Ayaz sevdiğin biri var mı sorusunu sorunca Elisa farkında olmadan başını eğdi ve kızardı. Bunu gören Ayaz hemen anladı ve gülümsedi.
(Ayaz)-Daha söylemedin sanırım çocuğa.
(Elisa)-Söylemedim Ayaz abi. Ne yapsam bilmiyorum. Reddedilmekten korkuyorum.
Elisa bu tür konulara çok aşina olmadığı için alacağı tepkiden korkuyordu. Ret yemezse sorun yoktu ama ret yerse ne yapardı bilmiyordu. Daha önce böyle bir şey yaşamadığı için kestiremiyordu.
(Ayaz)-Daha lise yıllarındasın. Birini seviyorsan söylemekten çekinme. Senin kadar güzel bir kızın ret yiyeceğini düşünmüyorum ben. Ama yine de sen bilirsin tabii.

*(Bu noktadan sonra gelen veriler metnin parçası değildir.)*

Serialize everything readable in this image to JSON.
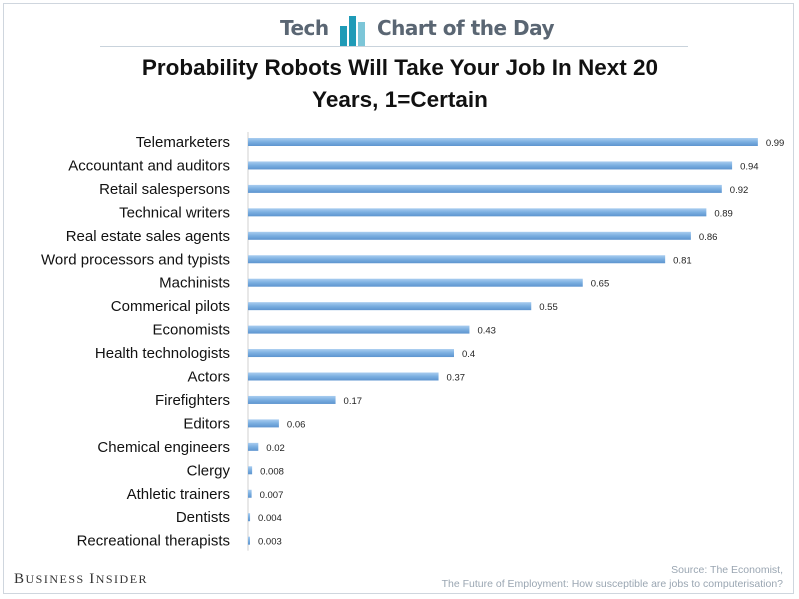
{
  "header": {
    "left_word": "Tech",
    "right_words": "Chart of the Day",
    "icon": "bar-chart-icon",
    "accent_color": "#1f9bb7"
  },
  "title_line1": "Probability Robots Will Take Your Job In Next 20",
  "title_line2": "Years, 1=Certain",
  "chart_data": {
    "type": "bar",
    "orientation": "horizontal",
    "categories": [
      "Telemarketers",
      "Accountant and auditors",
      "Retail salespersons",
      "Technical writers",
      "Real estate sales agents",
      "Word processors and typists",
      "Machinists",
      "Commerical pilots",
      "Economists",
      "Health technologists",
      "Actors",
      "Firefighters",
      "Editors",
      "Chemical engineers",
      "Clergy",
      "Athletic trainers",
      "Dentists",
      "Recreational therapists"
    ],
    "values": [
      0.99,
      0.94,
      0.92,
      0.89,
      0.86,
      0.81,
      0.65,
      0.55,
      0.43,
      0.4,
      0.37,
      0.17,
      0.06,
      0.02,
      0.008,
      0.007,
      0.004,
      0.003
    ],
    "value_labels": [
      "0.99",
      "0.94",
      "0.92",
      "0.89",
      "0.86",
      "0.81",
      "0.65",
      "0.55",
      "0.43",
      "0.4",
      "0.37",
      "0.17",
      "0.06",
      "0.02",
      "0.008",
      "0.007",
      "0.004",
      "0.003"
    ],
    "xlim": [
      0,
      1
    ],
    "grid": false,
    "legend": "none",
    "bar_color": "#7aaee0"
  },
  "footer": {
    "brand_big_b": "B",
    "brand_rest1": "USINESS ",
    "brand_big_i": "I",
    "brand_rest2": "NSIDER",
    "source_line1": "Source: The Economist,",
    "source_line2": "The Future of Employment: How susceptible are jobs to computerisation?"
  }
}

Ayaz Elisa’yı çok cesaretlendirmek istemiyordu. Sonuçta güzel bir kızın ret yemeyeceğini düşündüğünü söylemiş olsa da ret yeme ihtimali vardı. Yani Elisa’yı bu işe cesaretlendirip sonra da üzülmesini istemezdi.
(Elisa)-Bilmiyorum Ayaz abi ama şimdilik söylemek istemiyorum. Derslerime odaklanmam daha önemli.

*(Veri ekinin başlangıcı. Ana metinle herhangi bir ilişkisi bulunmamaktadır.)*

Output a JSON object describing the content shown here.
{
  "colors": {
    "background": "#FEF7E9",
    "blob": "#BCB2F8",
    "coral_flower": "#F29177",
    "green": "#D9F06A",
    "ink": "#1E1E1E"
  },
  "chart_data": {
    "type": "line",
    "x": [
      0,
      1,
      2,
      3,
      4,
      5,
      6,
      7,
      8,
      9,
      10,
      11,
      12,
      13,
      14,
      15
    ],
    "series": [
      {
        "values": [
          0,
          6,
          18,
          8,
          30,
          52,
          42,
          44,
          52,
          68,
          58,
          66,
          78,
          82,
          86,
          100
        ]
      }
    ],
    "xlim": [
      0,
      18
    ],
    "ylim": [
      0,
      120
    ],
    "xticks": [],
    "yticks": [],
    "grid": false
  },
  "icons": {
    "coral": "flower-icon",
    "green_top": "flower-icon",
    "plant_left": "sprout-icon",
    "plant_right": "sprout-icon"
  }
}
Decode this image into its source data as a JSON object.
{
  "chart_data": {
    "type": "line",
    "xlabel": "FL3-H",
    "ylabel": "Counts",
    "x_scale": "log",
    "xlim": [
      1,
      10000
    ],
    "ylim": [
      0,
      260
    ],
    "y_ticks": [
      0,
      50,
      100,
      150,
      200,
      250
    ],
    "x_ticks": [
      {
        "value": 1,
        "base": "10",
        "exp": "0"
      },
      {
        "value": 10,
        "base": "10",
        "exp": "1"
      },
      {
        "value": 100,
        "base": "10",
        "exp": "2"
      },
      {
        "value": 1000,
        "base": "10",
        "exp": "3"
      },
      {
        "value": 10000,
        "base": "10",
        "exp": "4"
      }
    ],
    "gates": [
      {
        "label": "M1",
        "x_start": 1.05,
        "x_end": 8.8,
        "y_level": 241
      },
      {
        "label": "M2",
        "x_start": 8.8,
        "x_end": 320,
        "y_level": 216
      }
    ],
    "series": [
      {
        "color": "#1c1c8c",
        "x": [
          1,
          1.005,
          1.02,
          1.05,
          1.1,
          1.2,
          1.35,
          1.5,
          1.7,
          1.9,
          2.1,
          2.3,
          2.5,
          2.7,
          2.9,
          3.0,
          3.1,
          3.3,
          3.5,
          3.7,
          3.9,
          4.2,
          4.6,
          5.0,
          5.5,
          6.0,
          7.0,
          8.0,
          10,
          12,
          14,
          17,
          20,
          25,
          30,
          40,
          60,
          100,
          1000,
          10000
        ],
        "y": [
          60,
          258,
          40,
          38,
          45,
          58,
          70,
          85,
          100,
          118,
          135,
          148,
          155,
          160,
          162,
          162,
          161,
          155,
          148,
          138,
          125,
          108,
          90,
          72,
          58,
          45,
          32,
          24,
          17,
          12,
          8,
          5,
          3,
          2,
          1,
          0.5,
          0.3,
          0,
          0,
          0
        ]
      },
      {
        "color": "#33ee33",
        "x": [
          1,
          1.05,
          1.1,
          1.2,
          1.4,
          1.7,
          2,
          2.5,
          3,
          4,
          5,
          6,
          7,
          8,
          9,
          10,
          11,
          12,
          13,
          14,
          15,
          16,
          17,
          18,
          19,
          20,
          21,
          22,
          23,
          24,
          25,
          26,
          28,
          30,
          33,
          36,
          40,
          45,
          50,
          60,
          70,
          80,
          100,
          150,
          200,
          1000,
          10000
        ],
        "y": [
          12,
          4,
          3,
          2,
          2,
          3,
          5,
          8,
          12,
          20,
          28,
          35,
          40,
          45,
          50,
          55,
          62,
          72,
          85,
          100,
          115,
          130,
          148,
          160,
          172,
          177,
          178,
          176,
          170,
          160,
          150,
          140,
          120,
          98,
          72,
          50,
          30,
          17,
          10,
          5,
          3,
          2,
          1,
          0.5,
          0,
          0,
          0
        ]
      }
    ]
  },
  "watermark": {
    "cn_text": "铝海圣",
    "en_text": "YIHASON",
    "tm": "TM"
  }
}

(Ayaz)-Sen bilirsin ufaklık. O zaman şimdi dans zamanı.
Ayaz çok alakasız bir şekilde konuyu dağıtmış ve arabada çalan müziğin sesini fulleyerek bir dans havası oluşturmuştu.
***
Akşam eve döndüklerinde Ayaz kapıdan girer girmez…
(Ayaz)-Bir misafirimiz var.
Diye bağırmış ve dikkatleri üzerine çekmişti. Göknur ve Melisa misafirin kim olduğunu öğrenmek için kapıya baktıklarında Elisa’yı görmüşlerdi.

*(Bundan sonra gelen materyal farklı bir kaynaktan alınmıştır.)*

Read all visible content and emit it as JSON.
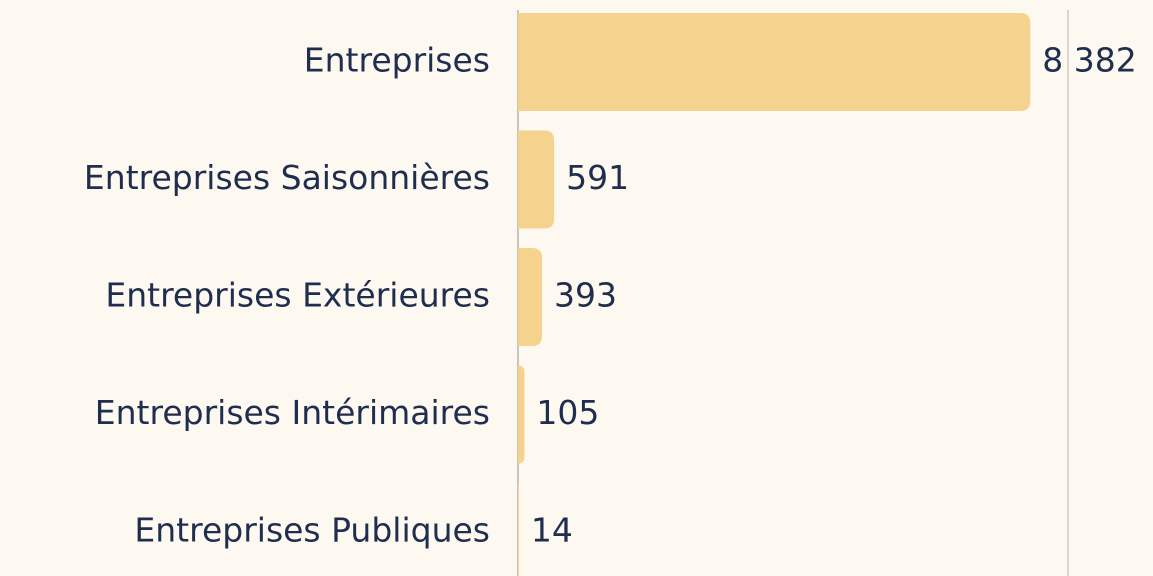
{
  "chart_data": {
    "type": "hbar",
    "categories": [
      "Entreprises",
      "Entreprises Saisonnières",
      "Entreprises Extérieures",
      "Entreprises Intérimaires",
      "Entreprises Publiques"
    ],
    "values": [
      8382,
      591,
      393,
      105,
      14
    ],
    "value_labels": [
      "8 382",
      "591",
      "393",
      "105",
      "14"
    ],
    "color": "#f5d28e",
    "xlim": [
      0,
      9000
    ]
  }
}
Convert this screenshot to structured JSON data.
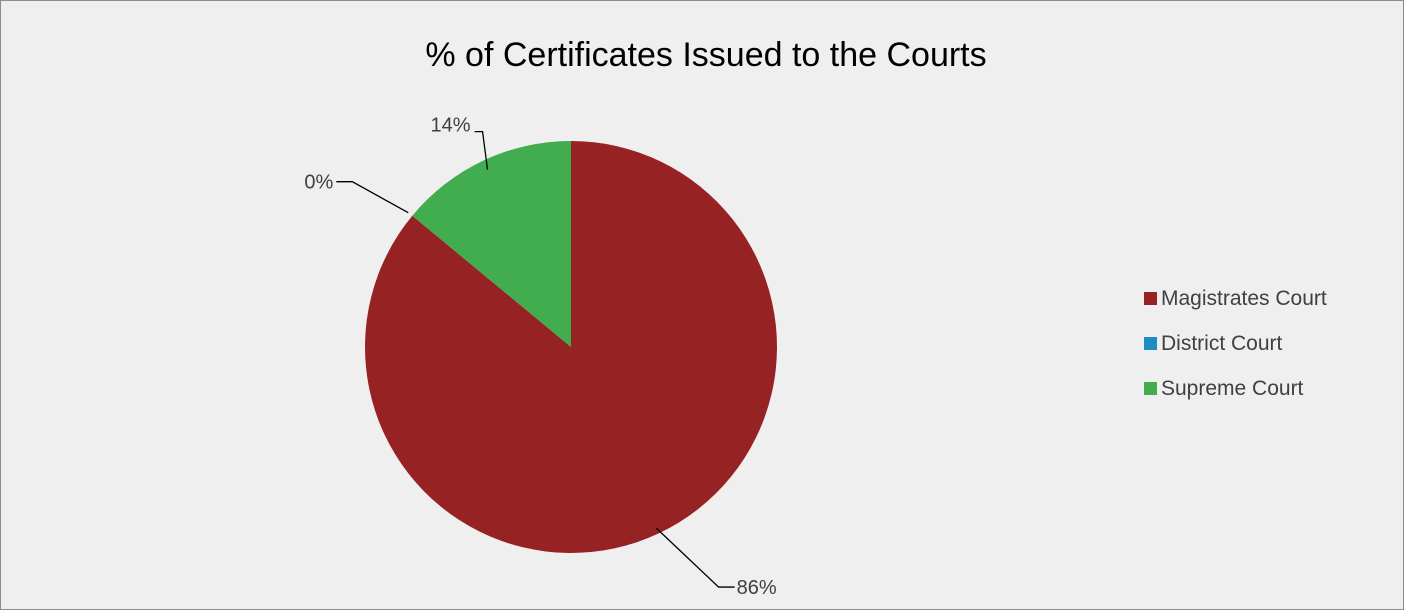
{
  "chart_data": {
    "type": "pie",
    "title": "% of Certificates Issued to the Courts",
    "categories": [
      "Magistrates Court",
      "District Court",
      "Supreme Court"
    ],
    "values": [
      86,
      0,
      14
    ],
    "labels": [
      "86%",
      "0%",
      "14%"
    ],
    "colors": [
      "#972224",
      "#1b8fc3",
      "#41ad4e"
    ],
    "legend_position": "right"
  }
}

Göknur bir anda ışınlanırcasına Elisa’nın üzerine atlamış ve onu sarıp saçlarıyla oynamaya başlamıştı.
(Göknur)-Yiaaa!!! Minik kedim gelmiiişşş!!!
Yavrusunu seven bir anne kedi gibi Elisa’yı sarmalamıştı ve yüzüyle oynuyordu.
(Göknur)-Aşkım kocaman olmuşsun! Özledin mi beni?
(Elisa)-Özlemez olur muyum Göknur abla. Hepinizi çok özledim.
(Ayaz)-Elisa 1 hafta bizimle kalacak. Annesinden izin aldım.
(Göknur)-Ciddi mi?
Elisa başını sallayarak onaylayınca Göknur’un kedi kulakları ortaya çıktı ve Elisa’nın suratına sürtünmeye başladı. Tıpkı bir kedi edasıyla onu seviyordu.
(Göknur)-Çok güzeeelll!!!
(Atakan)-Sesiniz niye bu kadar çok çıkıyor ya? Bugün yoğunum demiş… tim… ah, kedi.
Atakan’ın Elisa’yı görünce verdiği tepki bu olmuştu. “Kedi.” Atakan küçükken sürekli Elisa’yı bir kediye benzetirdi. O yüzden herkes Elisa’ya bir kedi gözüyle bakıyordu. Ataka’ın kedi lakabını vermesinin sebebi de Elisa’nın küçükken gerçekten bir kedi gibi olmasıydı. Büyük gözler, tatlı bir surat. Küçükken biraz da kilolu olduğu için tonton bir görüntüsü vardı.
Tabii Elisa büyüdükçe her şeyi yerli yerine oturmuştu.
(Elisa)-Merhaba Atakan abi.
(Atakan)-Hoş geldin ufaklık.
(Ayaz)-Pişt uykucu. Elisa 1 hafta bizimle haberin olsun.
(Atakan)-İsterse 1 sene kalsın. Sorun yok.
(Melisa)-Tamam. Bu kadar laf yeter. Mutfağa dönüyoruz Gök. Yemek hazırlamamız lazım.
(Ayaz)-Yardım lazım mı?
(Melisa)-Yok şekerim. Hallederiz biz.
(Elisa)-Ben yardım edebilirim.
(Melisa)-Sen gelebilirsin bebeğim. Kız kıza biraz laflarız.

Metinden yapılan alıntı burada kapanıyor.